Strong Mobile Device Protection from Loss and Capture
Z. Le, M. Bishop, and F. Makedon, “Strong Mobile Device Protection from Loss and Capture,” Proceedings of the 2nd ACM International Conference on Pervasive Technologies Related to Assistive Environments pp. 30:1–30:7 (June 2009).
- Published version web page, free at ACM Digital Library 
- Published version web page, paper paywalled at ACM Digital Library: [DOI] [URL]
- Authors’ final version:
Assistive environments employ multiple types of devices to monitor human actions and identify critical events for physical safety. Some of the devices must be wireless in order to be nonintrusive. This introduces the problem of authenticating these devices and building secure communication channels among them. The traditional way is to assign a private key to a device for digital identification. In this paper, we present an approach to protect the private key by introducing a third party and bilaterally and proactively generating a random number to refresh key shares based on Bellare and Miner’s forward secure signature scheme.
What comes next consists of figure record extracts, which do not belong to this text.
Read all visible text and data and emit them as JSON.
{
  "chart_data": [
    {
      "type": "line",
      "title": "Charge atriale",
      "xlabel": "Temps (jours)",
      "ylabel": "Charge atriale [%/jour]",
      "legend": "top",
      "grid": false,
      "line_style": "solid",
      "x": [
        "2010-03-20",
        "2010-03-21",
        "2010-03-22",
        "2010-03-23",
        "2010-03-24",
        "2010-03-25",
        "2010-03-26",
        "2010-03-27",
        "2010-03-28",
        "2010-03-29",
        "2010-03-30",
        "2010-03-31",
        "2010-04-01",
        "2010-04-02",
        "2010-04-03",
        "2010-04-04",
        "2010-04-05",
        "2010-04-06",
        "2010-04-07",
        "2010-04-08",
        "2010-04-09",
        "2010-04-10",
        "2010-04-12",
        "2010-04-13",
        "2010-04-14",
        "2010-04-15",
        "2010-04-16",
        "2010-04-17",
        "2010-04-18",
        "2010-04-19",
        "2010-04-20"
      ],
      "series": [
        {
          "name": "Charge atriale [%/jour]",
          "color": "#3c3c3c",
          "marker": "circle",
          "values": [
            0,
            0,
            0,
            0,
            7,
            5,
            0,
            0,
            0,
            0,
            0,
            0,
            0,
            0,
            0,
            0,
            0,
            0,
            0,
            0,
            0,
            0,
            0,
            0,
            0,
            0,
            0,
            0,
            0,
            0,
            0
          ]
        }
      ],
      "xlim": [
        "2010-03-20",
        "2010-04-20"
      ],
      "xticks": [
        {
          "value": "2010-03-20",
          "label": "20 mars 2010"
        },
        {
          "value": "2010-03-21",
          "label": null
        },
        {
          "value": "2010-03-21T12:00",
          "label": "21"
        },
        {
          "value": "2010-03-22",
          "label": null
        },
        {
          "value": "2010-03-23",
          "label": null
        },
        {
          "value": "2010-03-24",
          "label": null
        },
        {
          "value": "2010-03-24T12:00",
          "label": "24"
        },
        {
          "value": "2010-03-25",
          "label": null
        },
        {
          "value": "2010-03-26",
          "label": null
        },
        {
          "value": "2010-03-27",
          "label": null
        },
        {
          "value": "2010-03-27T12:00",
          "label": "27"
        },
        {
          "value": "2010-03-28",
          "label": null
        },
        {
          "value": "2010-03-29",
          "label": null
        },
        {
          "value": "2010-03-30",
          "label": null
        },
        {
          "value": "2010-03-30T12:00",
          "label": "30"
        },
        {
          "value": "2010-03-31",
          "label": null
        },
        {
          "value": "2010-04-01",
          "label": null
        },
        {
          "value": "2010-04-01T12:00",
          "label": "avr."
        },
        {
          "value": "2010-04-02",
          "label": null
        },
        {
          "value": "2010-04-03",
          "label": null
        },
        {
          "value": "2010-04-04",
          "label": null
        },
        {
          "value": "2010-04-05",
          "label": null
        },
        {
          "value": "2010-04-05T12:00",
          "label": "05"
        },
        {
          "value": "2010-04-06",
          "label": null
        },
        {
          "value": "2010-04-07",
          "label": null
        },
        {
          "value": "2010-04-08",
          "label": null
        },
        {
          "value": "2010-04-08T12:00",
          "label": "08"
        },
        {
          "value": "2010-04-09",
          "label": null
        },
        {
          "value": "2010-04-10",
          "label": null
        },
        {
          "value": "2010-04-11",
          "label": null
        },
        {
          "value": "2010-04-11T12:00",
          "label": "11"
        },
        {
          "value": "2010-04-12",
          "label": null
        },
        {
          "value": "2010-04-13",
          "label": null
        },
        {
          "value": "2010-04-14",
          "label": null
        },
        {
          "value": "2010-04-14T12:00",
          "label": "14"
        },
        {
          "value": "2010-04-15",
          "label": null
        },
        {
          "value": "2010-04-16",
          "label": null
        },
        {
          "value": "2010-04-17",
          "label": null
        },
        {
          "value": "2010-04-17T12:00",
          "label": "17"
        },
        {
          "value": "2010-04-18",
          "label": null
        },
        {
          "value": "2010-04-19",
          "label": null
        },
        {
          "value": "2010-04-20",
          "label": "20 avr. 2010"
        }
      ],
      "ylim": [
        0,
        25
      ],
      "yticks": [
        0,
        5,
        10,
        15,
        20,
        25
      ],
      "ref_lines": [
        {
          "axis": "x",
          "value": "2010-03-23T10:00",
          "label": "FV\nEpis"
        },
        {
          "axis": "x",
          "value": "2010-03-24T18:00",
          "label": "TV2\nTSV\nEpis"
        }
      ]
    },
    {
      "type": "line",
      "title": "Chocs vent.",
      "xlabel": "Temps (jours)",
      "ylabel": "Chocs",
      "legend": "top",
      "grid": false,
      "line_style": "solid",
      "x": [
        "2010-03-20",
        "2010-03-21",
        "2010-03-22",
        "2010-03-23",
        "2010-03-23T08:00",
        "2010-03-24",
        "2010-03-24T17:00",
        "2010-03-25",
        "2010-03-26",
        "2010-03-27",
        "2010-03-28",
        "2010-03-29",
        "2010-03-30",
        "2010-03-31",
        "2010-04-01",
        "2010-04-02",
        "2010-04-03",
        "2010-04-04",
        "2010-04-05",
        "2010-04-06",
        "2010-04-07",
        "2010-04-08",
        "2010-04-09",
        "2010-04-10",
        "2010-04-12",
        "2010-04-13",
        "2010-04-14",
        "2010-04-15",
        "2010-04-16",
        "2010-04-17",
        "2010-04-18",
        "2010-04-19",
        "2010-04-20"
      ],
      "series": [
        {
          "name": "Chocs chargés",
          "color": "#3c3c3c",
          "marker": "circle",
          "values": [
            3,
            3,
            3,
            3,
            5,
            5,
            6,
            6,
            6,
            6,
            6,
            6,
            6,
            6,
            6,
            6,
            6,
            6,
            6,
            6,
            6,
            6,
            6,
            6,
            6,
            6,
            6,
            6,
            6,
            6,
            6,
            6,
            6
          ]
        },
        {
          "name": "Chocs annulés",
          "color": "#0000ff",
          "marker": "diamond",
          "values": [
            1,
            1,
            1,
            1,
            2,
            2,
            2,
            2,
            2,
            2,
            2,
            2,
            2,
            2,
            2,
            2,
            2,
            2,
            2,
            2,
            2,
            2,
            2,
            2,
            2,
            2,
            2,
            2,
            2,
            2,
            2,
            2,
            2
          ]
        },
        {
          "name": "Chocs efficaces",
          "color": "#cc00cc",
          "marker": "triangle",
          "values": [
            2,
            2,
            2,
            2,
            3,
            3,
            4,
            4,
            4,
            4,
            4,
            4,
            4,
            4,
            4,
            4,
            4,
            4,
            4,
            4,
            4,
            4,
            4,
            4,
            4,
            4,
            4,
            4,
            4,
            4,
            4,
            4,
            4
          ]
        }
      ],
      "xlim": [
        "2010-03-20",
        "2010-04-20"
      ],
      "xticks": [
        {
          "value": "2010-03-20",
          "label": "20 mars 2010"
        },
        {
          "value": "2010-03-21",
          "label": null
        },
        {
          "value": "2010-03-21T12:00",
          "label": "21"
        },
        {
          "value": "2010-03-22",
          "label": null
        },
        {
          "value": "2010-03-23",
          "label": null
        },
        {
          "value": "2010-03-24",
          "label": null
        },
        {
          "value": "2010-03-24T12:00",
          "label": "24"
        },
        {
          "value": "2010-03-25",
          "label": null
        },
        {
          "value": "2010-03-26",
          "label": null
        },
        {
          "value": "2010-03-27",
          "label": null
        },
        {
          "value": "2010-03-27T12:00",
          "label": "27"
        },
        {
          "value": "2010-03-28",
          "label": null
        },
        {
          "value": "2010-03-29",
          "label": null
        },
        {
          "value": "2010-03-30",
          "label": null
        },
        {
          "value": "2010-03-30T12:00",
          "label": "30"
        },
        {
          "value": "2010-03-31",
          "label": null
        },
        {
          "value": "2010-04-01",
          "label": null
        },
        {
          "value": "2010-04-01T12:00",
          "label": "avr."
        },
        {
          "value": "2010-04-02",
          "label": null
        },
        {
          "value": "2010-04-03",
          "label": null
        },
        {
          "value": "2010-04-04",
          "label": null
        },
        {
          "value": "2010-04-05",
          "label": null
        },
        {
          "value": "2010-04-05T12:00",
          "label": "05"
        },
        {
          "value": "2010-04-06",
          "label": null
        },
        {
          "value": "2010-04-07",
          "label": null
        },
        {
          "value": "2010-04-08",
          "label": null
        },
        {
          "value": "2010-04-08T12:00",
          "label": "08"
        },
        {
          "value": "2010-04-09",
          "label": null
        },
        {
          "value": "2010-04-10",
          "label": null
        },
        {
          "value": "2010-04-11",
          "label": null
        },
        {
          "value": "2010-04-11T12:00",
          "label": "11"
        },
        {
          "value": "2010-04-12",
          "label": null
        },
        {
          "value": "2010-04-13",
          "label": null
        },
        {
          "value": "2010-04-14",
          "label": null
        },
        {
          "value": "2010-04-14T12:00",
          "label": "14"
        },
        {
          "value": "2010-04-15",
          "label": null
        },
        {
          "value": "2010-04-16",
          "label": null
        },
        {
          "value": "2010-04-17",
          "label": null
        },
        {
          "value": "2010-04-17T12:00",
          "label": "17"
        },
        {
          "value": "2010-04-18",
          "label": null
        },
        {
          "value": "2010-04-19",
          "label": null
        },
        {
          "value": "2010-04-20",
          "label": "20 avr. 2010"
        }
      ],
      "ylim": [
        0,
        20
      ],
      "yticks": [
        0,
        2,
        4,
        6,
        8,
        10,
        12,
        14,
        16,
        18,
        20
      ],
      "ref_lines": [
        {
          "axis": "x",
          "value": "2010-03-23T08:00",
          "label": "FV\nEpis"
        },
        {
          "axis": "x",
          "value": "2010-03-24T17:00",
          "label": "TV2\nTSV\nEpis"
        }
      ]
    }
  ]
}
This improves the resilient mediated RSA solution because the entire private key is also updated periodically. In this way, if an attacker steals one key share, he only can use it for a limited period of time because it will be obsolete immediately after the next refresh operation. Even if he compromises both key shares simultaneously, the digital signatures generated by previous private keys are still secure. Our scheme is proven to be intrusion resilient based on the CDH assumption in the random oracle model. The construction is also quite efficient.